Improving initial polyp candidate extraction for CT colonography

Abstract

Reducing the number of false positives (FPs) as much as possible is a challenging task for computer-aided detection (CAD) of colonic polyps. As part of a typical CAD pipeline, an accurate and robust process for segmenting initial polyp candidates (IPCs) will significantly benefit the successive FP reduction procedures, such as feature-based classification of false and true positives (TPs). In this study, we introduce an improved scheme for segmenting IPCs. It consists of two main components. One is geodesic distance-based merging, which merges suspicious patches (SPs) for IPCs. Based on the merged SPs, another component, called convex dilation, grows each SP beyond the inner surface of the colon wall to form a volume of interest (VOI) for that IPC, so that the inner border of the VOI beyond the colon inner surface could be segmented as convex, as expected. The IPC segmentation strategy was evaluated using a database of 50 patient studies, which include 100 scans at supine and prone positions with 84 polyps and masses sized from 6 to 35 mm. The presented IPC segmentation strategy (or VOI extraction method) demonstrated improvements, in terms of having no undesirably merged true polyp and providing more helpful mean and variance of the image intensities rooted from the extracted VOI for classification of the TPs and FPs, over two other VOI extraction methods (i.e. the conventional method of Nappi and Yoshida (2003 Med. Phys. 30 1592-601) and our previous method (Zhu et al 2009 Cancer Manag. Res. 1 1-13). At a by-polyp sensitivity of 0.90, these three methods generated the FP rate (number of FPs per scan) of 4.78 (new method), 6.37 (Nappi) and 7.01 (Zhu) respectively.

Fig. 1

The outline of a CAD scheme to evaluate the presented two strategies.

Fig. 2

The endoluminal or endoscopic view of a 35 mm lobulated tubulovillous adenoma near the rectum of a 54-year old female. The three arrows indicate three separated SPs, respectively, which are detected for this single polyp due to the three lobules.

Fig. 3

(a) The endoluminal view of a 9 mm polyp and stool which are close to each other. (b) A 6 mm polyp and stool in the 2D axial slice. Obviously, they are located in different segments of the colon. (c) The endoluminal view of the two colonic objects in (b), where the view angle is set mainly for the polyp. (d) Similar to (c), but at another view angle for the stool.

Fig. 4

The two dark circles represent two major objects, on which there are two bumps (mimicking polypoid-like objects) in light gray respectively. Parts of the bumps encompassed by the red curves are the peak and neck areas of the objects, denoted by P1 to P4, which represent the SPs detected by an analysis on each voxel on the borders of the major objects.

Fig. 5

A flow chart for the GDM strategy.

Fig. 6

Voxel pairs on the geodesic path.

Fig. 7

Illustration of the CD strategy in 2D case.
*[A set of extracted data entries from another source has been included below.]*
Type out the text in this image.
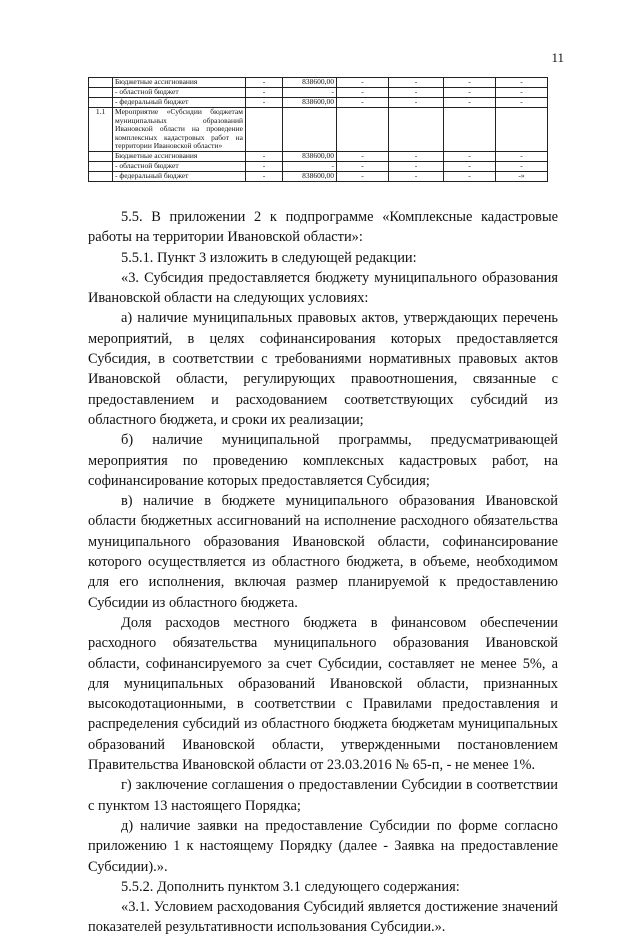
11
	Бюджетные ассигнования	-	838600,00	-	-	-	-
	- областной бюджет	-	-	-	-	-	-
	- федеральный бюджет	-	838600,00	-	-	-	-
1.1	Мероприятие «Субсидии бюджетам муниципальных образований Ивановской области на проведение комплексных кадастровых работ на территории Ивановской области»						
	Бюджетные ассигнования	-	838600,00	-	-	-	-
	- областной бюджет	-	-	-	-	-	-
	- федеральный бюджет	-	838600,00	-	-	-	-»

5.5. В приложении 2 к подпрограмме «Комплексные кадастровые работы на территории Ивановской области»:

5.5.1. Пункт 3 изложить в следующей редакции:

«3. Субсидия предоставляется бюджету муниципального образования Ивановской области на следующих условиях:

а) наличие муниципальных правовых актов, утверждающих перечень мероприятий, в целях софинансирования которых предоставляется Субсидия, в соответствии с требованиями нормативных правовых актов Ивановской области, регулирующих правоотношения, связанные с предоставлением и расходованием соответствующих субсидий из областного бюджета, и сроки их реализации;

б) наличие муниципальной программы, предусматривающей мероприятия по проведению комплексных кадастровых работ, на софинансирование которых предоставляется Субсидия;

в) наличие в бюджете муниципального образования Ивановской области бюджетных ассигнований на исполнение расходного обязательства муниципального образования Ивановской области, софинансирование которого осуществляется из областного бюджета, в объеме, необходимом для его исполнения, включая размер планируемой к предоставлению Субсидии из областного бюджета.

Доля расходов местного бюджета в финансовом обеспечении расходного обязательства муниципального образования Ивановской области, софинансируемого за счет Субсидии, составляет не менее 5%, а для муниципальных образований Ивановской области, признанных высокодотационными, в соответствии с Правилами предоставления и распределения субсидий из областного бюджета бюджетам муниципальных образований Ивановской области, утвержденными постановлением Правительства Ивановской области от 23.03.2016 № 65-п, - не менее 1%.

г) заключение соглашения о предоставлении Субсидии в соответствии с пунктом 13 настоящего Порядка;

д) наличие заявки на предоставление Субсидии по форме согласно приложению 1 к настоящему Порядку (далее - Заявка на предоставление Субсидии).».

5.5.2. Дополнить пунктом 3.1 следующего содержания:

«3.1. Условием расходования Субсидий является достижение значений показателей результативности использования Субсидии.».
The dilation process proceeds from the green area (pixels belong to V_n) to the gray area (pixels in tissue area outside V_n). Pixels in cyan represent the neighbors of V_n.

Fig. 8

The incidences of UMPs and WMPs according to the threshold γ.

Fig. 9

The fROC curves of the testing procedures. The three curves depict the performance of the three VOI extraction methods using the two features. The transparent rectangle at each point on the three curves denotes the confidence intervals (95% confidence level) for the sensitivity and FP rate.

Fig. 7

An experimental result of the CD strategy. (a) A 12mm sessile polyp in an axial slice, where the voxels in red indicate the SP. (b) The generated initial VOI V₀ in the slice (including the red and green area). (c) The result of the previous method in [9]. (d) The result of the previous method in [14], where the blue curve represents the inner border found by the Harr transformation-based edge finder. (e) The result of the presented CD strategy with r=9 and α =0.9.